Profiter de la crise voisine : Eric Gujer quitte son poste de rédacteur en chef de la NZZ

Après douze ans à transformer les dysfonctionnements politiques allemands en revenus d'abonnements suisses, le journaliste chevronné prend un nouveau rôle.

Capitalizing on the Crisis Next Door: Eric Gujer Steps Down as NZZ Editor

Après douze ans passés à la tête de l'exportation journalistique la plus éminente de Suisse, Eric Gujer abandonne le fauteuil de rédacteur en chef de la Neue Zürcher Zeitung. L'homme de soixante-quatre ans se retirera début 2027, concluant un long règne administratif pour devenir l'éditeur de la NZZ pour l'Allemagne. Pendant quatre décennies, Gujer a été un pilier de l'institution zurichoise, ayant auparavant occupé le poste de rédacteur en chef des affaires étrangères. Aujourd'hui, il quitte la gestion quotidienne de la rédaction pour se concentrer sur un pays voisin qui est devenu un marché très lucratif pour la publication suisse.

Sous la direction de Gujer, la NZZ a étendu agressivement son empreinte au-delà de la frontière nord. L'Allemagne se retrouve actuellement empêtrée dans un réseau de son propre chef, souffrant de politiques énergétiques désastreuses, d'une inflation élevée et d'une classe politique douloureusement faible. Alors que la sphère publique allemande devient de plus en plus hostile aux vues conservatrices-libérales dissidentes, la NZZ a offert une alternative détachée. Gujer a reconnu qu'une Suisse riche et quelque peu naïve était le point d'observation idéal pour disséquer les blessures auto-infligées de l'Allemagne.

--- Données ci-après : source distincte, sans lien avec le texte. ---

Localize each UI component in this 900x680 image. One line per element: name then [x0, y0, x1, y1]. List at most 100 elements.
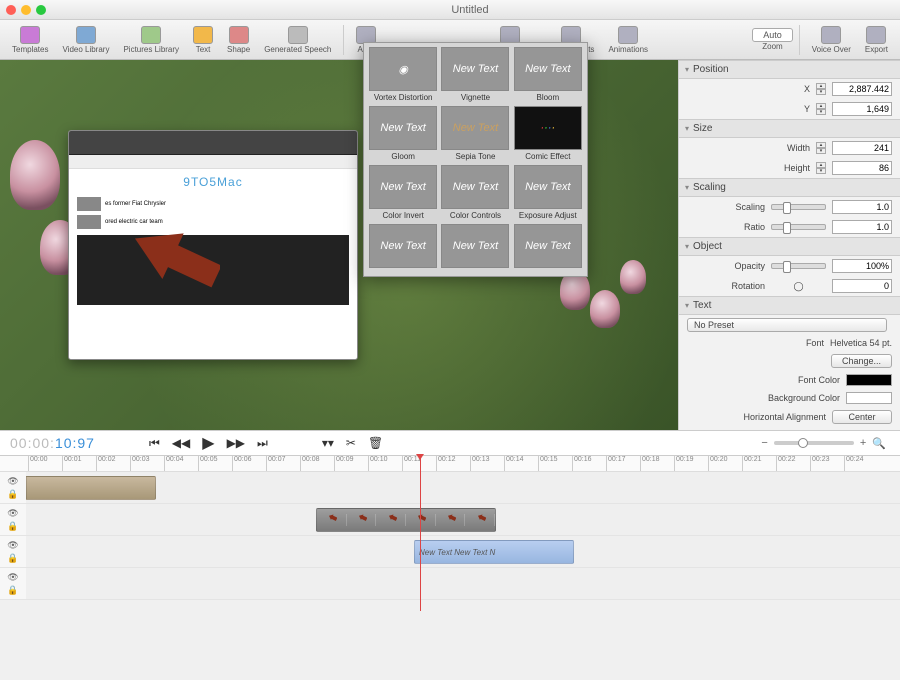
track-lock-icon[interactable]: 🔒: [7, 585, 18, 596]
speech-icon: [288, 26, 308, 44]
y-label: Y: [687, 104, 810, 114]
zoom-icon[interactable]: [36, 5, 46, 15]
effect-thumb[interactable]: New Text: [441, 106, 509, 150]
effect-thumb[interactable]: New Text: [369, 224, 437, 268]
step-back-button[interactable]: ◀◀: [172, 436, 190, 450]
h-align-label: Horizontal Alignment: [687, 412, 826, 422]
playhead[interactable]: [420, 456, 421, 611]
text-icon: [193, 26, 213, 44]
delete-button[interactable]: 🗑: [368, 436, 383, 450]
generated-speech-button[interactable]: Generated Speech: [258, 24, 337, 56]
text-preset-select[interactable]: No Preset: [687, 318, 887, 332]
audio-effects-icon: [561, 26, 581, 44]
scaling-input[interactable]: [832, 200, 892, 214]
search-icon[interactable]: 🔍: [872, 437, 886, 450]
video-library-button[interactable]: Video Library: [56, 24, 115, 56]
effect-thumb[interactable]: New Text: [514, 165, 582, 209]
pictures-library-button[interactable]: Pictures Library: [117, 24, 185, 56]
bg-color-label: Background Color: [687, 393, 840, 403]
effect-thumb[interactable]: New Text: [441, 47, 509, 91]
scaling-header[interactable]: Scaling: [679, 178, 900, 197]
background-clip[interactable]: Background: [26, 476, 156, 500]
effect-thumb[interactable]: New Text: [369, 106, 437, 150]
scaling-slider[interactable]: [771, 204, 826, 210]
opacity-label: Opacity: [687, 261, 765, 271]
ratio-slider[interactable]: [771, 224, 826, 230]
clip-preview-text: New Text New Text N: [419, 548, 495, 557]
zoom-in-button[interactable]: +: [860, 437, 866, 449]
track-lock-icon[interactable]: 🔒: [7, 489, 18, 500]
window-title: Untitled: [46, 4, 894, 16]
text-clip[interactable]: New Text New Text New Text N: [414, 540, 574, 564]
effect-thumb[interactable]: New Text: [514, 47, 582, 91]
object-header[interactable]: Object: [679, 237, 900, 256]
effect-label: Color Controls: [450, 209, 501, 222]
zoom-control[interactable]: AutoZoom: [752, 28, 793, 51]
zoom-out-button[interactable]: −: [761, 437, 767, 449]
track-visibility-icon[interactable]: 👁: [7, 572, 18, 583]
change-font-button[interactable]: Change...: [831, 354, 892, 368]
effect-thumb[interactable]: New Text: [441, 165, 509, 209]
size-header[interactable]: Size: [679, 119, 900, 138]
step-forward-button[interactable]: ▶▶: [227, 436, 245, 450]
split-button[interactable]: ✂: [346, 436, 356, 450]
zoom-slider[interactable]: [774, 441, 854, 445]
mic-icon: [821, 26, 841, 44]
effect-label: Color Invert: [382, 209, 423, 222]
window-controls: [6, 5, 46, 15]
effect-thumb[interactable]: ····: [514, 106, 582, 150]
font-color-swatch[interactable]: [846, 374, 892, 386]
h-align-select[interactable]: Center: [832, 410, 892, 424]
effect-thumb[interactable]: New Text: [441, 224, 509, 268]
x-label: X: [687, 84, 810, 94]
effect-thumb[interactable]: New Text: [369, 165, 437, 209]
rotation-label: Rotation: [687, 281, 765, 291]
rotation-input[interactable]: [832, 279, 892, 293]
effect-thumb[interactable]: New Text: [514, 224, 582, 268]
track-visibility-icon[interactable]: 👁: [7, 476, 18, 487]
goto-start-button[interactable]: ⏮: [149, 436, 160, 451]
voice-over-button[interactable]: Voice Over: [806, 24, 857, 56]
play-button[interactable]: ▶: [202, 433, 214, 453]
track-lock-icon[interactable]: 🔒: [7, 521, 18, 532]
ruler-mark: 00:08: [300, 456, 334, 471]
zoom-select[interactable]: Auto: [752, 28, 793, 42]
x-stepper[interactable]: ▴▾: [816, 83, 826, 95]
effect-thumb[interactable]: ◉: [369, 47, 437, 91]
width-input[interactable]: [832, 141, 892, 155]
goto-end-button[interactable]: ⏭: [257, 436, 268, 451]
close-icon[interactable]: [6, 5, 16, 15]
templates-button[interactable]: Templates: [6, 24, 54, 56]
minimize-icon[interactable]: [21, 5, 31, 15]
ruler-mark: 00:16: [572, 456, 606, 471]
y-stepper[interactable]: ▴▾: [816, 103, 826, 115]
width-stepper[interactable]: ▴▾: [816, 142, 826, 154]
arrow-annotation[interactable]: [100, 230, 220, 310]
shape-button[interactable]: Shape: [221, 24, 256, 56]
opacity-input[interactable]: [832, 259, 892, 273]
track-visibility-icon[interactable]: 👁: [7, 540, 18, 551]
markers-button[interactable]: ▾▾: [322, 436, 334, 450]
height-input[interactable]: [832, 161, 892, 175]
timeline-ruler[interactable]: 00:0000:0100:0200:0300:0400:0500:0600:07…: [0, 456, 900, 472]
y-input[interactable]: [832, 102, 892, 116]
effects-popover: ◉Vortex DistortionNew TextVignetteNew Te…: [363, 42, 588, 277]
bg-color-swatch[interactable]: [846, 392, 892, 404]
rotation-dial-icon[interactable]: ◯: [771, 281, 826, 292]
animations-button[interactable]: Animations: [602, 24, 654, 56]
ratio-input[interactable]: [832, 220, 892, 234]
text-header[interactable]: Text: [679, 296, 900, 315]
arrow-clip[interactable]: Arrow: [316, 508, 496, 532]
ruler-mark: 00:13: [470, 456, 504, 471]
track-lock-icon[interactable]: 🔒: [7, 553, 18, 564]
position-header[interactable]: Position: [679, 60, 900, 79]
text-button[interactable]: Text: [187, 24, 219, 56]
height-stepper[interactable]: ▴▾: [816, 162, 826, 174]
track-row: 👁 🔒 Background: [0, 472, 900, 504]
opacity-slider[interactable]: [771, 263, 826, 269]
export-button[interactable]: Export: [859, 24, 894, 56]
ruler-mark: 00:02: [96, 456, 130, 471]
ratio-label: Ratio: [687, 222, 765, 232]
x-input[interactable]: [832, 82, 892, 96]
track-visibility-icon[interactable]: 👁: [7, 508, 18, 519]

La justification financière de cette stratégie est évidente dans les derniers comptes. Au premier semestre 2026, le groupe NZZ a enregistré une perte de 3,4 millions de francs suisses. Ce déficit provient entièrement d'un effet comptable ponctuel lié à la vente de sa participation restante dans CH Media.

En excluant cette anomalie, l'activité opérationnelle reste solide. Les bénéfices ajustés avant intérêts et impôts ont augmenté de 2,6 % pour atteindre 5,1 millions de francs. Les revenus du marché des lecteurs ont bondi de sept pour cent pour atteindre près de cinquante millions de francs, tirés par les abonnements premium et le lectorat allemand. Les revenus publicitaires numériques ont progressé de huit pour cent.

Trouver un successeur pour maintenir cet élan est le défi immédiat pour le groupe de médias zurichois. Une décision est attendue au quatrième trimestre 2026. La direction a exprimé une forte préférence pour la promotion d'un candidat interne, bien que des options externes soient examinées. Celui qui prendra les rênes héritera d'une rédaction qui a réussi à monétiser sa position d'observateur aigu du déclin politique.

La transition de Gujer vers le rôle d'éditeur en février 2027 le libère pour se concentrer sur les grandes lignes de la politique internationale. Il assumera la responsabilité de renforcer la présence du journal dans un pays qui perd rapidement son assise économique. Parallèlement à ce mandat, il dirigera la série d'événements NZZ Podium et continuera d'animer l'émission de télévision NZZ Standpunkte. C'est un troisième acte approprié pour un homme de presse qui a réalisé que raconter la crise d'un géant voisin est une excellente affaire pour une institution suisse confortablement riche.